- The Washington Times - Thursday, February 23, 2017

American-backed Iraqi forces retook the main airport and a critical military base from Islamic State control in western Mosul on Thursday, setting the stage for the final phase of the offensive to oust the terror group from Iraq.

Units from the Iraqi military’s elite counterterrorism forces, federal police and the Interior Ministry’s Rapid Response force flooded into the airport’s perimeter, securing the facility after token resistance from Islamic State, or ISIS or ISIL, fighters.

ISIS gunmen attempted to repel advancing Iraqi forces with a barrage of suicide car bombs and drones armed with mortars and grenades before retreating, Reuters reported Thursday.

“Daesh resistance is not inconsiderable, but they are trying to save their strength for inside the city,” 1st Lt. Ahmed al-Ghalabi of the Rapid Response force told Reuters, using the derogatory Arabic term for ISIS.

Meanwhile, Iraqi forces also secured the Ghozlani army base in southwest Mosul. Iraqi and coalition war planners expect to use both locations as staging areas as local forces press deeper into western Mosul — ISIS’s final major redoubt in Iraq.

Iraqi advances in Mosul comes amid discussion in Washington over increasing the U.S. military presence in Iraq and Syria.

Iraqi army and Kurdish paramilitary forces, supported by American heavy artillery and airpower, have liberated over half of ISIS’s self-styled Iraqi capital of Mosul from the terror group’s hold over the last four months.

Roughly 450 out of the nearly 5,000 conventional U.S. troops deployed to Iraq have been embedded in military adviser teams “at every level of command all over Iraq,” Col. John Dorrian, the top U.S. military spokesman in Iraq, told reporters Wednesday.

Those 450 troops do not account for the unknown number of U.S. special operations teams also advising Iraqi and Kurdish forces in the country, Col. Dorrian told reporters during a briefing from Baghdad Wednesday.

Gen. Joseph Votel, the head of U.S. Central Command, told The New York Times that additional American forces may be needed in Iraq to secure ISIS’s defeat in Mosul and assist Baghdad in postwar operations.

“I am very concerned about maintaining momentum,” Gen. Votel told reporters accompanying him on a trip to the Mideast. “It could be that we take on a larger burden ourselves,” he said, adding that more U.S. deployments to Iraq and Syria “is an option.”

Any additional U.S. forces that could be heading to Iraq or Syria would do so at the request of Baghdad or Damascus, Col.
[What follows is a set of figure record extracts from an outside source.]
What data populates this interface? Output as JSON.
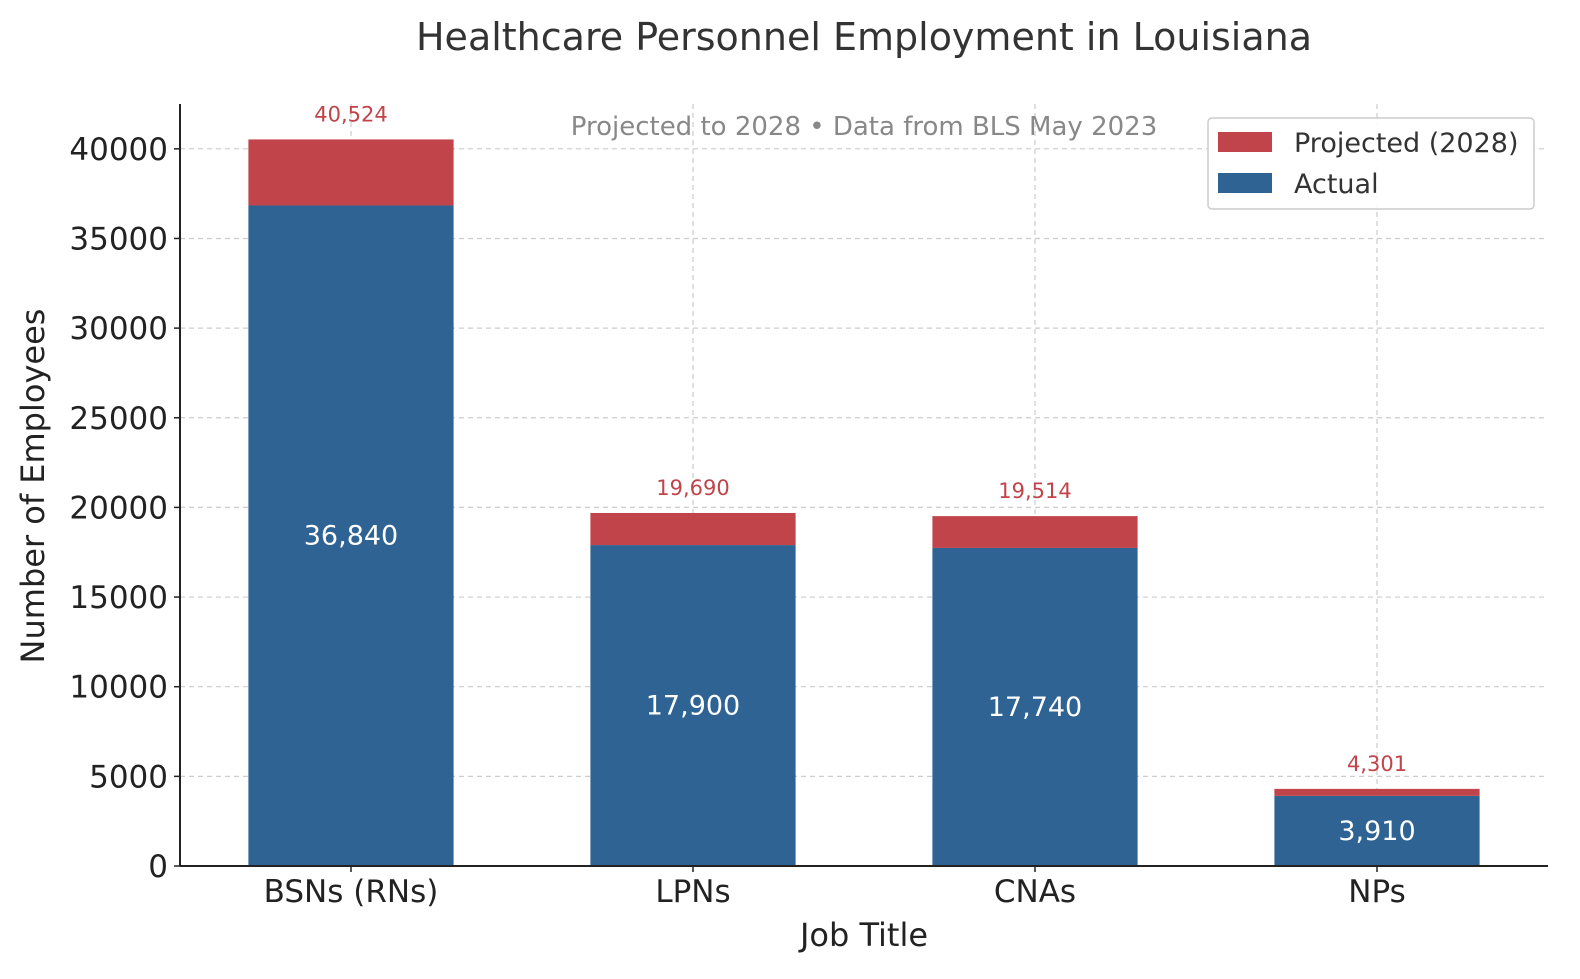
{
  "chart_data": {
    "type": "bar",
    "stacked": true,
    "title": "Healthcare Personnel Employment in Louisiana",
    "subtitle": "Projected to 2028 • Data from BLS May 2023",
    "xlabel": "Job Title",
    "ylabel": "Number of Employees",
    "categories": [
      "BSNs (RNs)",
      "LPNs",
      "CNAs",
      "NPs"
    ],
    "ylim": [
      0,
      42500
    ],
    "yticks": [
      0,
      5000,
      10000,
      15000,
      20000,
      25000,
      30000,
      35000,
      40000
    ],
    "grid": true,
    "legend_position": "top-right",
    "series": [
      {
        "name": "Actual",
        "values": [
          36840,
          17900,
          17740,
          3910
        ],
        "labels": [
          "36,840",
          "17,900",
          "17,740",
          "3,910"
        ],
        "color": "#2f6393"
      },
      {
        "name": "Projected (2028)",
        "totals": [
          40524,
          19690,
          19514,
          4301
        ],
        "labels": [
          "40,524",
          "19,690",
          "19,514",
          "4,301"
        ],
        "color": "#c0444a"
      }
    ],
    "legend": [
      {
        "name": "Projected (2028)",
        "color": "#c0444a"
      },
      {
        "name": "Actual",
        "color": "#2f6393"
      }
    ]
  }
}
Dorrian said.

“We’re working by, with and through the Iraqi Security Forces in Iraq and then our partners in Syria. And that fundamental principle isn’t going to change,” he said, adding that previous deployments of U.S. forces into both countries followed that formula.

“We’ve done that a number of times. General Townsend’s been very clear that if he needs additional capabilities, requirements or authorities that he will request those through the chain of command. And he expects that we’ll continue to be supported,” Col. Dorrian added, referring to coalition commander Gen. Stephen Townsend.

Increased U.S. military presence in both countries is reportedly one of several options included in a long awaited 30-day review of the U.S. strategy to defeat the Islamic State ordered by President Donald Trump.

The review is nearly complete, with the final draft expected to be delivered to the White House early next week, according to the Pentagon.

The review and subsequent recommendations will address “not only core ISIS in Iraq and Syria” but also include civilian and possibly military options to engage the group’s growing presence in Afghanistan, Southeast Asia and elsewhere, Pentagon spokesman Capt. Jeff Davis said Tuesday.

Specifically, the review will weigh possible options to confront Islamic State in Iraq and Levant-Khorasan Province, or ISIL-K, which is the group’s Afghan cell headquartered in the eastern part of the country along the Pakistani border.

Providing little specifics, Capt. Davis characterized the review as “an outline of a strategy,” noting that while it was a Pentagon-led endeavor, it was “absolutely being done with input” from the intelligence community and the diplomatic corps.

He did note, however, elements of the review could also address an American role in the postwar mission for Iraq and Syria, once ISIS forces are driven out of both countries.